This famous film may be one year older than me and I probably didn’t see it until I was 10-years old, but I always felt that “Major League” was something I grew up with. When I was younger, I liked it simply because it was hilarious and it was about my Indians. What’s not to love, right? As I grew older I began to enjoy the movie for what it truly was. A rag tag group of misfits, wannabes and guys past their prime that should’ve never been successful, but turned out to be when they wanted to prove their greedy owner wrong. “Major League” is a fictional, yet real underdog story and in all honesty, they couldn’t have picked a better team than the Cleveland Indians.

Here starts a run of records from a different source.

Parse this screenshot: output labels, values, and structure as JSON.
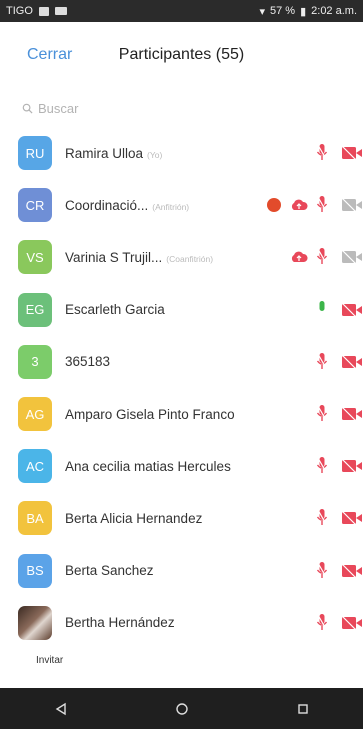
{
  "status_bar": {
    "carrier": "TIGO",
    "battery": "57 %",
    "time": "2:02 a.m."
  },
  "header": {
    "close_label": "Cerrar",
    "title": "Participantes (55)"
  },
  "search": {
    "placeholder": "Buscar"
  },
  "participants": [
    {
      "initials": "RU",
      "name": "Ramira Ulloa",
      "tag": "(Yo)",
      "color": "#57a6e6",
      "mic": "muted",
      "video": "off"
    },
    {
      "initials": "CR",
      "name": "Coordinació...",
      "tag": "(Anfitrión)",
      "color": "#6f8fd6",
      "mic": "muted",
      "video": "off-gray",
      "extra": [
        "raise-hand-badge",
        "cloud-record-icon"
      ]
    },
    {
      "initials": "VS",
      "name": "Varinia S Trujil...",
      "tag": "(Coanfitrión)",
      "color": "#8ac85c",
      "mic": "muted",
      "video": "off-gray",
      "extra": [
        "cloud-record-icon"
      ]
    },
    {
      "initials": "EG",
      "name": "Escarleth Garcia",
      "tag": "",
      "color": "#6cc07a",
      "mic": "on",
      "video": "off"
    },
    {
      "initials": "3",
      "name": "365183",
      "tag": "",
      "color": "#7ccc6a",
      "mic": "muted",
      "video": "off"
    },
    {
      "initials": "AG",
      "name": "Amparo Gisela Pinto Franco",
      "tag": "",
      "color": "#f2c33d",
      "mic": "muted",
      "video": "off"
    },
    {
      "initials": "AC",
      "name": "Ana cecilia matias Hercules",
      "tag": "",
      "color": "#4bb5e8",
      "mic": "muted",
      "video": "off"
    },
    {
      "initials": "BA",
      "name": "Berta Alicia Hernandez",
      "tag": "",
      "color": "#f2c33d",
      "mic": "muted",
      "video": "off"
    },
    {
      "initials": "BS",
      "name": "Berta Sanchez",
      "tag": "",
      "color": "#5ba3e8",
      "mic": "muted",
      "video": "off"
    },
    {
      "initials": "",
      "name": "Bertha Hernández",
      "tag": "",
      "color": "#6b4a3a",
      "mic": "muted",
      "video": "off",
      "photo": true
    }
  ],
  "footer": {
    "invite_label": "Invitar"
  },
  "nav": {
    "back_glyph": "◁",
    "home_glyph": "○",
    "recent_glyph": "□"
  },
  "colors": {
    "accent": "#4a90d9",
    "muted_red": "#e8485a",
    "mic_on_green": "#3cb54a",
    "cloud_red": "#e8485a"
  }
}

As all of you Cleveland sports fans know, we have experienced our fair share of heartbreak over the years. From “The Drive” to “The Shot” to Jose Mesa, it has just been one let down after another in the city of Cleveland. Granted, this movie came out before two of these disappointments, but you get the picture. Being a small market, the Indians have never been able to sign the highest-profile players and just had to work with their farm system, or sign “project” players. When it always seemed that the small market mold didn’t work in Cleveland, writer & director David Ward gave the city something to believe in.
After the wonderful magic that is Hollywood, the Cleveland Indians were comprised of California Penal League pitcher Ricky Vaughn, an “end of the road” catcher in Jake Taylor, the speedy Willie Mays Hayes, prima donna Roger Dorn, the snot ball king Eddie Harris, voodoo master Pedro Cerrano and the old-school manager himself, Lou Brown. To make this masterpiece more enjoyable, the Indians play-by-play announcer was none other than the colorful Harry Doyle who was either cheering the team on or hitting the bottle because of the Tribe. Nobody in their right mind would want this group, but as the feel good story goes, that is what the Indians were blessed with.
This is the kind of team the Cleveland fans are always looking to rally around and it never works. I don’t think real life would ever let this group succeed the way they did in the movie, but it sure gives us something to hope for. I still today see Ricky Vaughn jerseys at the ballpark and Harry Doyle’s crafty & blunt game calls might be the most popular thing in sports. ‘Our Sports Report’ would like to wish “Major League” a happy 25-year anniversary and not only is it a movie that will withstand the hands of time, but it gave the city of Cleveland something to believe in when all it had ever experienced was disappointment.